# File Conversion Error



## josephnaicker (Jul 24, 2008)

I recently accidently deleted partition of my Data Harddrive and formatted it. But when i realised it was wrong harddrive it was too late.
I managed to get a software which recovered some of my files.
All documents were very important to me.
Now I can not open any office files including word, excel,and others.
As soon as I open word document, the convesion screen pops up and when I click ok, the document opens but I can read it.
CAN ANYONE HELP ME OUT


----------



## zakir3s (Nov 7, 2008)

Hi,

I had saved one word document on last friday. Today when i am trying to open 
it, i am getting a 'File Conversion' dialog box. It is asking me to select 
text encoding = 'Windows Default or MS-Dos or Other Encoding (with list of 
items in drop down)

I am confused by this behaviour. I did not do any conversion or anything on 
this file after i saved it on friday. Can somebody please tell me how to 
resolve this problem. I had written a functional spec and am in trouble 
because of this error..Pls help. Thanks in advance


----------



## xrocool (Dec 3, 2008)

I was getting this on a users PC "'File Conversion' dialog box. It is asking me to select 
text encoding = 'Windows Default or MS-Dos or Other Encoding (with list of 
items in drop down)"
Turns out that somehow the File associations had changed to the wrong program.
Her problem was PDF files trying to open in Publisher.
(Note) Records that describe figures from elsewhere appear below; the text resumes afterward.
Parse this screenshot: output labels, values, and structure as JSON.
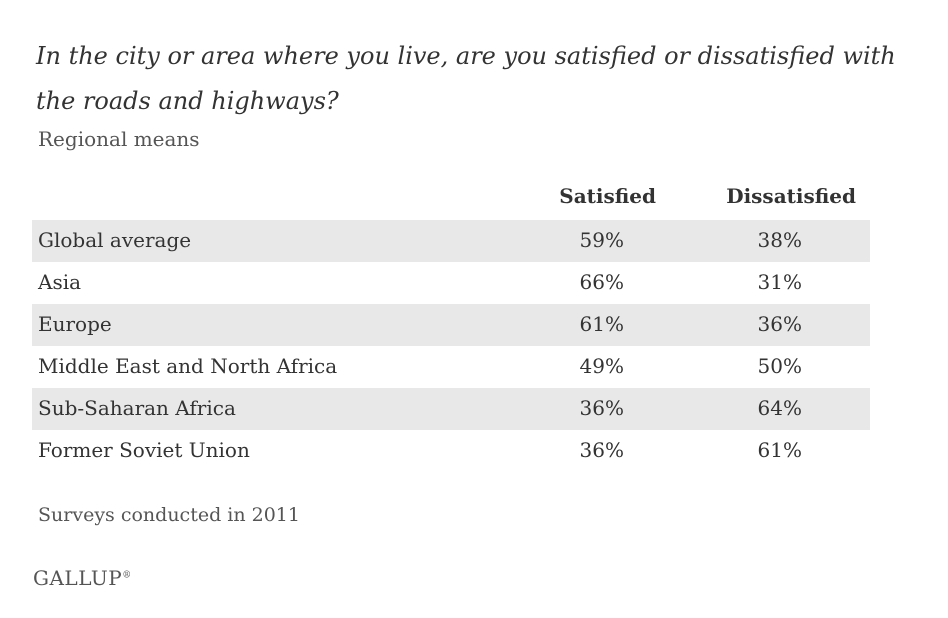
{
  "chart_data": {
    "type": "table",
    "title": "In the city or area where you live, are you satisfied or dissatisfied with the roads and highways?",
    "subtitle": "Regional means",
    "columns": [
      "Satisfied",
      "Dissatisfied"
    ],
    "rows": [
      {
        "region": "Global average",
        "satisfied": "59%",
        "dissatisfied": "38%"
      },
      {
        "region": "Asia",
        "satisfied": "66%",
        "dissatisfied": "31%"
      },
      {
        "region": "Europe",
        "satisfied": "61%",
        "dissatisfied": "36%"
      },
      {
        "region": "Middle East and North Africa",
        "satisfied": "49%",
        "dissatisfied": "50%"
      },
      {
        "region": "Sub-Saharan Africa",
        "satisfied": "36%",
        "dissatisfied": "64%"
      },
      {
        "region": "Former Soviet Union",
        "satisfied": "36%",
        "dissatisfied": "61%"
      }
    ],
    "values_satisfied": [
      59,
      66,
      61,
      49,
      36,
      36
    ],
    "values_dissatisfied": [
      38,
      31,
      36,
      50,
      64,
      61
    ],
    "footnote": "Surveys conducted in 2011"
  },
  "branding": {
    "logo_text": "GALLUP",
    "logo_mark": "®"
  },
  "colors": {
    "row_shade": "#e8e8e8",
    "text": "#333333",
    "muted_text": "#555555"
  }
}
Not sure it will help but might check to make sure it is trying to open with right program.


----------



## vabzplanet (Jul 7, 2010)

*Please Help Me on the Same Error!!!*


----------



## sameer933 (Jul 9, 2010)

Please help me on the same error !!!!!


----------



## sachin borhade (Sep 30, 2010)

please help me file conversion error after i am opening word or exel document


----------